Asmussen | Back with Terps, Locksley settles into head coaching life

Asmussen | Back with Terps, Locksley settles into head coaching life

You always knew Mike Locksley would get another chance as a head coach.

Too much potential.

Locksley's first stop at New Mexico wasn't a fair fight. The Lobos were a mess when he got there. He probably should have said "Thanks, but no thanks," when the school called.

But if you want to be a head coach, sometimes you need to take a leap of faith. He didn't realize it was into a bottomless pit.

Locksley's second shot shouldn't really count. For half of a season at Maryland in 2015, after Randy Edsall was fired, Locksley served as the Terrapins interim head coach.

The third time should be a charm. Locksley is back at Maryland. With a long contract. A chance to recruit (his specialty) and three years in the Nick Saban School of Football Head Coaching.

"This is the opportunity and the shot that I always coveted," Locksley told me this week. "I won't apologize for the New Mexico and taking over Maryland part of it. At the time, I felt they were great jobs.

"The thing I have taken from both of those opportunities is that you can learn so much when you quality control things where you haven't been successful. It's helped me in giving me some experience in terms of the best way to run things now."

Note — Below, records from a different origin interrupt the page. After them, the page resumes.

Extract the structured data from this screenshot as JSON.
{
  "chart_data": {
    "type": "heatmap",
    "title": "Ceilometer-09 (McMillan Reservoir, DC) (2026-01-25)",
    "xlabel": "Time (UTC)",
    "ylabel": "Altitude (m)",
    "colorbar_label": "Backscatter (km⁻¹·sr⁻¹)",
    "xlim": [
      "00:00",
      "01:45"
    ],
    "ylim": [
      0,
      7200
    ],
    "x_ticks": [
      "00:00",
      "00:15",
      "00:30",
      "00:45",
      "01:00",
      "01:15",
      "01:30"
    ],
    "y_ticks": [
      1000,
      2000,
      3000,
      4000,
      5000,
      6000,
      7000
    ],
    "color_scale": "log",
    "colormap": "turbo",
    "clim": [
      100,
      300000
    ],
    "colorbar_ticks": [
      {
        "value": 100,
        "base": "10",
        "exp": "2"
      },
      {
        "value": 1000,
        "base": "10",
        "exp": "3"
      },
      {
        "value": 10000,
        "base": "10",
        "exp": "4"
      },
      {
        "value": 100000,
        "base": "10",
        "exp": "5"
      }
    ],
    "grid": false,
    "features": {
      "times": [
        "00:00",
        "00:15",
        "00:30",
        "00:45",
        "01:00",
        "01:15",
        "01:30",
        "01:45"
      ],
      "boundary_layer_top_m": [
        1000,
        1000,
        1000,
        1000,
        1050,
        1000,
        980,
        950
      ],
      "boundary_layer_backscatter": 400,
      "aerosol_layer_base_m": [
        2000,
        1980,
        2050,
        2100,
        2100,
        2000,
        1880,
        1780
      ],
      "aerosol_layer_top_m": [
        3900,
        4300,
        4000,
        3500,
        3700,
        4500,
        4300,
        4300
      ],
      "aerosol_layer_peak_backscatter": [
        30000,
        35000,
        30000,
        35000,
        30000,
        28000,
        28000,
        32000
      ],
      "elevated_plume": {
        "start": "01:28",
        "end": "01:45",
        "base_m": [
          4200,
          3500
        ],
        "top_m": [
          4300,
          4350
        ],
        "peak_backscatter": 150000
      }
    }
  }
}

Three years with Saban were a godsend. He joined the Crimson Tide in 2016 as an offensive analyst. In a snap, he was moving up, coaching the receivers during the national title season in 2017 and taking over as offensive coordinator in '18.

"Success leaves clues," Locksley said. "Being behind the wall of that great dynasty and how it's put together — the philosophies and processes and structure within it — have all been things I have taken with me."

Thankfully, Locksley isn't a Saban clone. No rants at reporters. Locksley has always been friendly with the media.

"I'm still my personality," Locksley said, "As a coach, you've got to be who you are. My personality is so different than Coach Saban's. All coaches have to be comfortable in their skin."

Jumping in

Locksley took the Maryland job on Dec. 4. He's been on the go ever since.

"It's been great," Locksley said. "The honeymoon phase is always good. Fortunately for me, this being my second go-round, I've got a comfort level in being able to balance the time between the football, the recruiting, promoting the program, the media requests. It's been a little smoother and easier transition than the last time I got to sit in the big chair."

Locksley lined up a 19-player signing class, ranked No. 62 nationally by Rivals.com,

That will get better. In a hurry. Locksley helped build Illinois into a Rose Bowl team and will try to do the same with the Terrapins.

"We've got to get the type of players that can give you sustainability as a program," Locksley said.

There is talent nearby.

"We've been able to shake some of the bushes around here and people are excited," Locksley said. "I feel good about where are. I feel like we're putting in the work to build the meaningful relationships in the area and throughout the country,"

Locksley is still a young guy. (He won't 50 until Christmas Day). He understands the rare air he occupies, getting a third head coaching call.

"Timing is everything," Locksley said. "This is the place I grew up rooting for as a kid."

Saban isn't his only mentor. He mentions Ron Zook, Ralph Friedgen, Edsall, Chuck Shelton and Bob Sutton.

He has taken a bit from all of them.

Locksley stays in close contact with Zook. In fact, he tried to get the former Illinois head coach to join him at Maryland as a special teams analyst.

"I think the timing wasn't right," Locksley said. "I know he'll end up back in the NFL. He's one of those guys I have always been real loyal to and he's always been good to me and my family."

Looking ahead

Locksley has high hopes for the Terrapins, In 2019 and beyond.

"I really think this place has a tremendous amount of potential," Locksley said.

He saw it, working on with 10-win Maryland teams in 2001-02.

"Those were some of the better years in the history of Maryland football," Locksley said.

He's not predicting greatness right away. In fact, he isn't thinking beyond the opener at home against Howard.

"We've got a lot of work to do," Locksley said.

Down the road, he will see some familiar faces.

On Sept. 18, 2021, Locksley brings Maryland to Memorial Stadium for a game against Illinois. It will be his first time in the building as an opponent.

Locksley had four good years in C-U and enjoyed it. So did his family.

"Illinois and Maryland were the two places I cut my teeth as a coach," Locksley said. "Illinois was my first place I had the opportunity to be a coordinator and have success.

"I've always been a huge fan of the Champaign-Urbana community and the way they took us in. My kids look at Champaign as their hometown. It was a great place to raise a family."